Flink入门

1. Flink架构

1.1 Flink的角色

• Client:获取、转换、提交代码给jm.
• JM:对job做任务调度，再对job进一步处理转换，然后分发给TM.
• TM:数据处理.

1.2 部署模式

• 1. Standalone

#1.配置web访问的IP
vim flink-conf.yaml

rest.address: 172.31.12.2
rest.bind-address: 172.31.12.2
env.java.opts.jobmanager: -Dfile.encoding=UTF-8 -Dlog4j2.formatMsgNoLookups=true -Dlog4j.formatMsgNoLookups=true
env.java.opts.taskmanager: -Dfile.encoding=UTF-8 -Dlog4j2.formatMsgNoLookups=true -Dlog4j.formatMsgNoLookups=true
classloader.check-leaked-classloader: false
env.java.opts.all: -Dfile.encoding=UTF-8

#2.配置master
vim masters

172.31.12.2:8081

#3.启动集群 JM和TM  也可以手动启动taskmanager.sh
./bin/start-cluster.sh

#5.web界面 
http://172.31.12.2:8081

#6.demo
./bin/flink run ./examples/batch/WordCount.jar

• 2. Yarn

#vim conf/masters
172.31.15.13:8081

#vim conf/workers 
172.31.15.13
172.31.15.12
172.31.15.4
172.31.15.14
172.31.15.16

#vim conf/flink-conf.yaml
jobmanager.rpc.address: 172.31.15.13
jobmanager.rpc.port: 6123
jobmanager.bind-host: 0.0.0.0
#每台节点改为各自的ip
taskmanager.bind-host: 0.0.0.0
taskmanager.host: 172.31.15.4
rest.address: 172.31.15.13
rest.bind-address: 0.0.0.0

• K8S

区别：集群的生命周期和资源的分配方法，代码的main方式在client执行还是JM执行。

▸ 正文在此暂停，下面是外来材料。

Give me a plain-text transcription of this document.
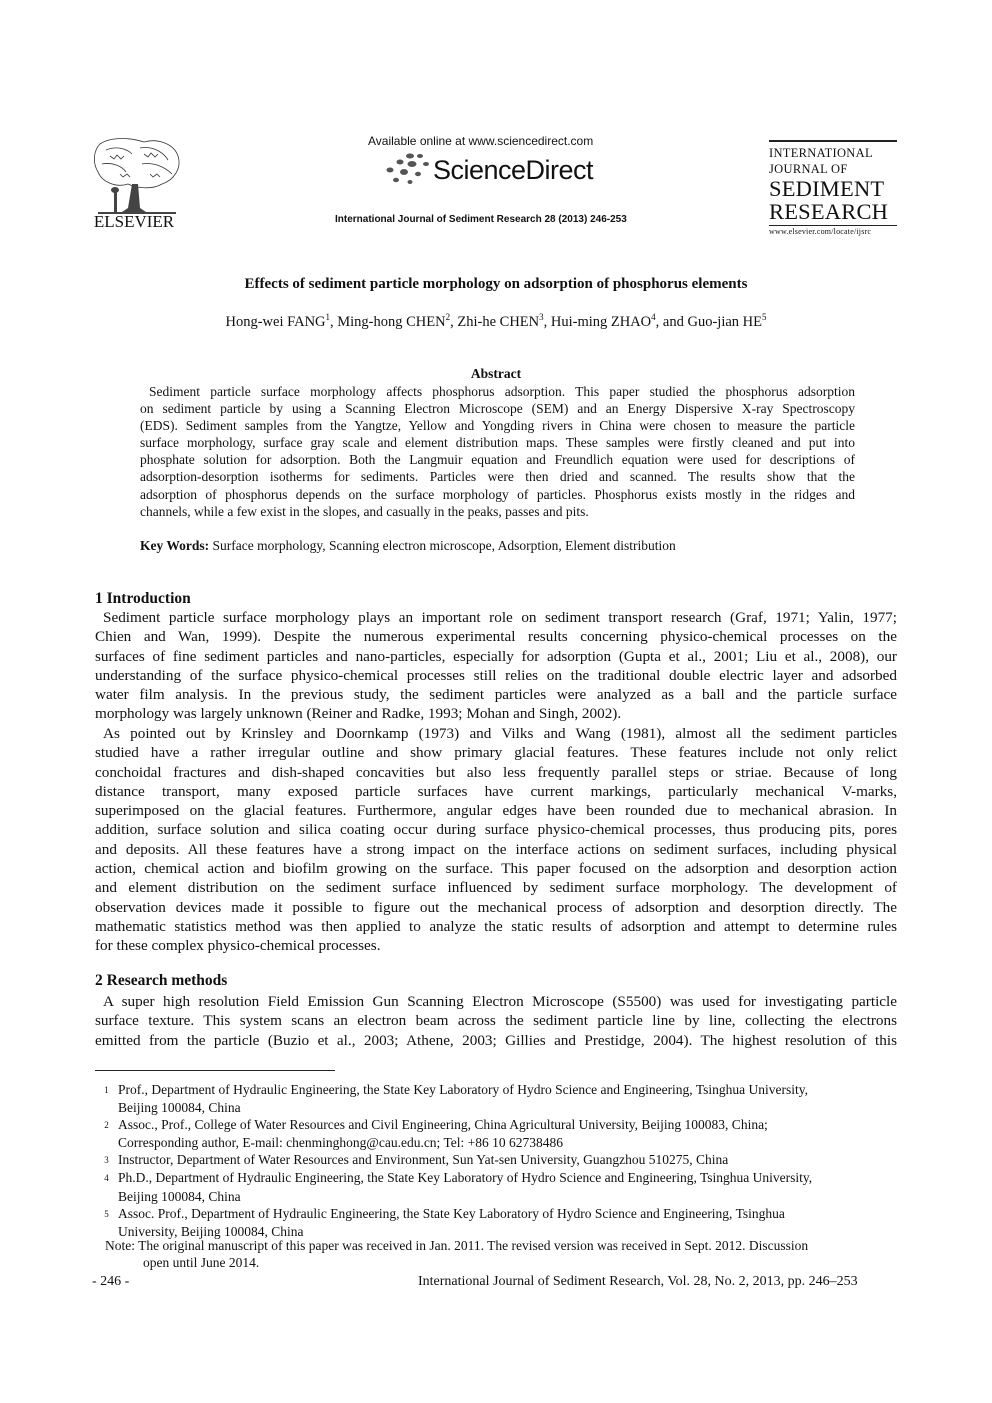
ELSEVIER
Available online at www.sciencedirect.com
ScienceDirect
International Journal of Sediment Research 28 (2013) 246-253
INTERNATIONAL
JOURNAL OF
SEDIMENT
RESEARCH
www.elsevier.com/locate/ijsrc
Effects of sediment particle morphology on adsorption of phosphorus elements
Hong-wei FANG$^1$, Ming-hong CHEN$^2$, Zhi-he CHEN$^3$, Hui-ming ZHAO$^4$, and Guo-jian $HE^5$
Abstract
Sediment particle surface morphology affects phosphorus adsorption. This paper studied the phosphorus adsorption
on sediment particle by using a Scanning Electron Microscope (SEM) and an Energy Dispersive X-ray Spectroscopy
(EDS). Sediment samples from the Yangtze, Yellow and Yongding rivers in China were chosen to measure the particle
surface morphology, surface gray scale and element distribution maps. These samples were firstly cleaned and put into
phosphate solution for adsorption. Both the Langmuir equation and Freundlich equation were used for descriptions of
adsorption-desorption isotherms for sediments. Particles were then dried and scanned. The results show that the
adsorption of phosphorus depends on the surface morphology of particles. Phosphorus exists mostly in the ridges and
channels, while a few exist in the slopes, and casually in the peaks, passes and pits.
Key Words: Surface morphology, Scanning electron microscope, Adsorption, Element distribution
1 Introduction
Sediment particle surface morphology plays an important role on sediment transport research (Graf, 1971; Yalin, 1977;
Chien and Wan, 1999). Despite the numerous experimental results concerning physico-chemical processes on the
surfaces of fine sediment particles and nano-particles, especially for adsorption (Gupta et al., 2001; Liu et al., 2008), our
understanding of the surface physico-chemical processes still relies on the traditional double electric layer and adsorbed
water film analysis. In the previous study, the sediment particles were analyzed as a ball and the particle surface
morphology was largely unknown (Reiner and Radke, 1993; Mohan and Singh, 2002).
As pointed out by Krinsley and Doornkamp (1973) and Vilks and Wang (1981), almost all the sediment particles
studied have a rather irregular outline and show primary glacial features. These features include not only relict
conchoidal fractures and dish-shaped concavities but also less frequently parallel steps or striae. Because of long
distance transport, many exposed particle surfaces have current markings, particularly mechanical V-marks,
superimposed on the glacial features. Furthermore, angular edges have been rounded due to mechanical abrasion. In
addition, surface solution and silica coating occur during surface physico-chemical processes, thus producing pits, pores
and deposits. All these features have a strong impact on the interface actions on sediment surfaces, including physical
action, chemical action and biofilm growing on the surface. This paper focused on the adsorption and desorption action
and element distribution on the sediment surface influenced by sediment surface morphology. The development of
observation devices made it possible to figure out the mechanical process of adsorption and desorption directly. The
mathematic statistics method was then applied to analyze the static results of adsorption and attempt to determine rules
for these complex physico-chemical processes.
2 Research methods
A super high resolution Field Emission Gun Scanning Electron Microscope (S5500) was used for investigating particle
surface texture. This system scans an electron beam across the sediment particle line by line, collecting the electrons
emitted from the particle (Buzio et al., 2003; Athene, 2003; Gillies and Prestidge, 2004). The highest resolution of this
1 Prof., Department of Hydraulic Engineering, the State Key Laboratory of Hydro Science and Engineering, Tsinghua University,
Beijing 100084, China
2 Assoc., Prof., College of Water Resources and Civil Engineering, China Agricultural University, Beijing 100083, China;
Corresponding author, E-mail: chenminghong@cau.edu.cn; Tel: +86 10 62738486
3 Instructor, Department of Water Resources and Environment, Sun Yat-sen University, Guangzhou 510275, China
4 Ph.D., Department of Hydraulic Engineering, the State Key Laboratory of Hydro Science and Engineering, Tsinghua University,
Beijing 100084, China
5 Assoc. Prof., Department of Hydraulic Engineering, the State Key Laboratory of Hydro Science and Engineering, Tsinghua
University, Beijing 100084, China
Note: The original manuscript of this paper was received in Jan. 2011. The revised version was received in Sept. 2012. Discussion
open until June 2014.
- 246 -	International Journal of Sediment Research, Vol. 28, No. 2, 2013, pp. 246–253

• session会话：启动一个集群保持会话，通过client提交作业给jm.资源共享适合小而多的job.

#先关闭stop-cluster.sh 再启动session
yarn-session.sh -d -nm test 
flink run -d -c com.wsl.test wc2.jar # core1 7777

• per-job单作业：每个job启动一个集群，job完成集群关闭资源释放。需要资源调度框架yarn、k8s.

# < 1.0
flink run -d -m yarn-cluster -c com.wsl.day00.base.test wc2.jar -ynm wc  
flink run -d -m yarn-cluster flink-1.13.0/examples/batch/WordCount.jar -input hdfs://master1:8020/input/wc.txt -output hdfs://master1:8020/output/result2 

# > 1.0
flink run -d \
-p 1\
-Dyarn.application.name=syslog   \
-Dtaskmanager.numberOfTaskSlots=3 \
-Dtaskmanager.memory.process.size=2048mb \
-Dyarn.containers.vcores=2 \
-Drest.flamegraph.enabled=true \
-Denv.java.opts="-XX:+PrintGCDetails -XX:+PrintGCDateStamps" \
-t yarn-per-job \
-c com.wsl.day00.base.test \
wc2.jar 


flink list -t yarn-per-job -Dyarn.application.id=application_XXXX_YY
/data/module/hadoop-3.2.4/bin/yarn application -list
yarn application -list 2>/dev/null | awk '{print $2}' | grep dpi | wc -l #任务名
yarn logs -applicationId application_1627612938926_0005 #查看任务的log

• application应用:不在client上执行代码，直接提交到JM上执行，每个job启动一个JM.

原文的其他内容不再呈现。